David Paul Morris/Bloomberg via Getty Images

The Pennsylvania Supreme Court has ruled that the state must not accept undated mail-in ballots.

In a per curiam decision Tuesday, the court ruled that county boards of elections in Pennsylvania must segregate mail-in ballots that are not dated on the outer envelope, or have an incorrect date, and not include them in the final vote tally. The state supreme court ruling followed a decision by the acting secretary of state to include the undated ballots in the final count ahead of the 2022 midterms.

“The Pennsylvania county boards of elections are hereby ORDERED to refrain from counting any absentee and mail-in ballots received for the November 8, 2022 general election that are contained in undated or incorrectly dated outer envelopes,” the court wrote in its two-page order. The ruling directed the county election boards to segregate and preserve the ballots. Opinions would follow soon afterward, the order stated.

The court was split, however, on whether rejecting the mail ballots in question violated federal law. Democratic Chief Justice Debra Todd and Democratic Justices Christine Donohue and David Wecht would have found that rejecting the ballots would violate federal law. Democratic Justice Kevin Dougherty and Republican Justices Sallie Updyke Mundy and Kevin Brobson would have found no violation of federal law.

The ruling came after acting Pennsylvania Secretary of State Leigh Chapman said that the state would count undated ballots despite the Supreme Court vacating a lower court ruling that allowed the state to count ballots.
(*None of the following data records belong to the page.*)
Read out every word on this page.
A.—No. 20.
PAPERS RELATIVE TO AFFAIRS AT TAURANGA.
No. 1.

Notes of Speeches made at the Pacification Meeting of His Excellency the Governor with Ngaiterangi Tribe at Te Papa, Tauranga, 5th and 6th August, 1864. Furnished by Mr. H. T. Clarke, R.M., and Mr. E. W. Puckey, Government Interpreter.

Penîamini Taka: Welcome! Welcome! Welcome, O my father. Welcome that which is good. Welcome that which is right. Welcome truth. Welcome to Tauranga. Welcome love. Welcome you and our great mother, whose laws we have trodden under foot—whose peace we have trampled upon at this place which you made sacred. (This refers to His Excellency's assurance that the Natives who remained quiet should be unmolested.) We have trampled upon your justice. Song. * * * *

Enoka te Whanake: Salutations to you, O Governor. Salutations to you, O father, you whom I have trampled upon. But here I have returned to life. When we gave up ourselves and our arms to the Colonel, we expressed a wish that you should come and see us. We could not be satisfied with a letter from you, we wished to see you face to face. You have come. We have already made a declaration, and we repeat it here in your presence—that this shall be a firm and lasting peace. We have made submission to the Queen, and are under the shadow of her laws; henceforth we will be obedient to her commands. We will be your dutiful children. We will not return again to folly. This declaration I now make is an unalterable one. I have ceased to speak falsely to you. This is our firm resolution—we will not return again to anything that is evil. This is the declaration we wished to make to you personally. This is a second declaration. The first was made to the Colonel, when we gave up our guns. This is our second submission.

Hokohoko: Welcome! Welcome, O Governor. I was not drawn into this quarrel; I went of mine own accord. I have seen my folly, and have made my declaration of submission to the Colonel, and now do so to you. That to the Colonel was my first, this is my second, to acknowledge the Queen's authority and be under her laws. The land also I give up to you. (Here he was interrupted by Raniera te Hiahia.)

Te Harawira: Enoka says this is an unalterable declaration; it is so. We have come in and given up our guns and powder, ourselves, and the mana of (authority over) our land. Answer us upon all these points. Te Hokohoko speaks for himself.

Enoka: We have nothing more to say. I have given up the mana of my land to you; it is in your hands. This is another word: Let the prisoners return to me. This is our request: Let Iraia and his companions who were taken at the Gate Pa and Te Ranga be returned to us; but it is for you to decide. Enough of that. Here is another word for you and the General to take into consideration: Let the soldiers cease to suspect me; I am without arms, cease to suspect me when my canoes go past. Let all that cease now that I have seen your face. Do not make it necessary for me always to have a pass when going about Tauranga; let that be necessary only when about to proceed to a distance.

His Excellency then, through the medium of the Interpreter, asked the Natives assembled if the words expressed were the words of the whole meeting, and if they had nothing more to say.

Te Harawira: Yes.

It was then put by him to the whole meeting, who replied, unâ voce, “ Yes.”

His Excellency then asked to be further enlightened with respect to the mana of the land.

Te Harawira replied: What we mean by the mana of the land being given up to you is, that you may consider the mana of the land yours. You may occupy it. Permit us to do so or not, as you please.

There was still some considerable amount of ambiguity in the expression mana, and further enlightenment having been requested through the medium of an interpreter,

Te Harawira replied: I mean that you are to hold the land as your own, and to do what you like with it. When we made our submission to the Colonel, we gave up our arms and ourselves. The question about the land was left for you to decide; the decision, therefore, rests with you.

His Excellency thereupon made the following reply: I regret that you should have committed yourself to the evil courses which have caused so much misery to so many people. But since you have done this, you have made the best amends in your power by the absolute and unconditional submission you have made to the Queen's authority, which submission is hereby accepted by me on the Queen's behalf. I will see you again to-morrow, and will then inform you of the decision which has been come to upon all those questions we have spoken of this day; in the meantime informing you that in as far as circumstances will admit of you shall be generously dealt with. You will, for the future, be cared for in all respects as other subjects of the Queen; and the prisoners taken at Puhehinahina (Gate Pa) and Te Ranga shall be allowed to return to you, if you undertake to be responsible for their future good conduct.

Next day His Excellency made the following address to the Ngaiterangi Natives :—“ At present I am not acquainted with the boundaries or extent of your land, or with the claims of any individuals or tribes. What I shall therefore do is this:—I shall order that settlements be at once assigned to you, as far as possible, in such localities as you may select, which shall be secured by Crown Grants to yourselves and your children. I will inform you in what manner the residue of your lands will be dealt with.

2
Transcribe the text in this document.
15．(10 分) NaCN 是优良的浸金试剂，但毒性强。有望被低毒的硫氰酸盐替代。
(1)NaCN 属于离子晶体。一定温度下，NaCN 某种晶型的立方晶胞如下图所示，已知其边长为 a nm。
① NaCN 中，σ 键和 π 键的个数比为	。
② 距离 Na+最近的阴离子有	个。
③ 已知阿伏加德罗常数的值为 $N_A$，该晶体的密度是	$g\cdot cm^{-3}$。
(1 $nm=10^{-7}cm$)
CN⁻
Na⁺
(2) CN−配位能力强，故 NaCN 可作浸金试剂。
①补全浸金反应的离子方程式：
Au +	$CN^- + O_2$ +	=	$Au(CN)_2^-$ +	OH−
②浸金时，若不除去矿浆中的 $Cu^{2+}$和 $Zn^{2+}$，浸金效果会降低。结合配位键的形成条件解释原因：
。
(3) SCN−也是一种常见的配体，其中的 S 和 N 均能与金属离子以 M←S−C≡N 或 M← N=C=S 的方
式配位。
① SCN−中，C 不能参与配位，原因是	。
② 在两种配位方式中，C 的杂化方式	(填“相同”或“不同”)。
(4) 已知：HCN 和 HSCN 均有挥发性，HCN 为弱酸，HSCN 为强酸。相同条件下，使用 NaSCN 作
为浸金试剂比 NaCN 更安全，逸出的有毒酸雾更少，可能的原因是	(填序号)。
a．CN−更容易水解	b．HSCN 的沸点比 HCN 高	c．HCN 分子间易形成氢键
The Third Circuit Court of Appeals ruled in May of this year that undated mail ballots must be counted. The court found that a date on the outside of the ballot envelope has no bearing on a voter’s eligibility, and throwing out those ballots would violate the voters’ civil rights, Fox News reported. But the United States Supreme Court threw that ruling in October, and ordered the lower court to dismiss the case as moot, requiring Pennsylvania to return to established mail-in voting laws.

But Chapman said that the state would continue to count votes, citing a Pennsylvania Commonwealth Court ruling, which stated that undated ballots must be counted. “Every county is expected to include undated ballots in their official returns for the Nov. 8 election, consistent with the Department of State’s guidance,” Chapman wrote in an announcement on October 12, via Fox News. “That guidance followed the most recent ruling of the Pennsylvania Commonwealth Court holding that both Pennsylvania and federal law prohibit excluding legal votes because the voter omitted an irrelevant date on the ballot return envelope.”

“Today’s order from the U.S. Supreme Court vacating the Third Circuit’s decision on mootness grounds was not based on the merits of the issue and does not affect the prior decision of Commonwealth Court in any way,” she added. “It provides no justification for counties to exclude ballots based on a minor omission, and we expect that counties will continue to comply with their obligation to count all legal votes.”

Chapman previously stated that election results would not be available on election night for the upcoming governor and Senate races because of state laws controlling when the state can begin counting mail ballots, as The Daily Wire reported.

“It’s really important for us to get accurate information about the election process in Pennsylvania,” Chapman said. “So voters and the public know that when there are delays in counting, it doesn’t mean that there’s anything nefarious happening. It’s just what the law is in Pennsylvania.”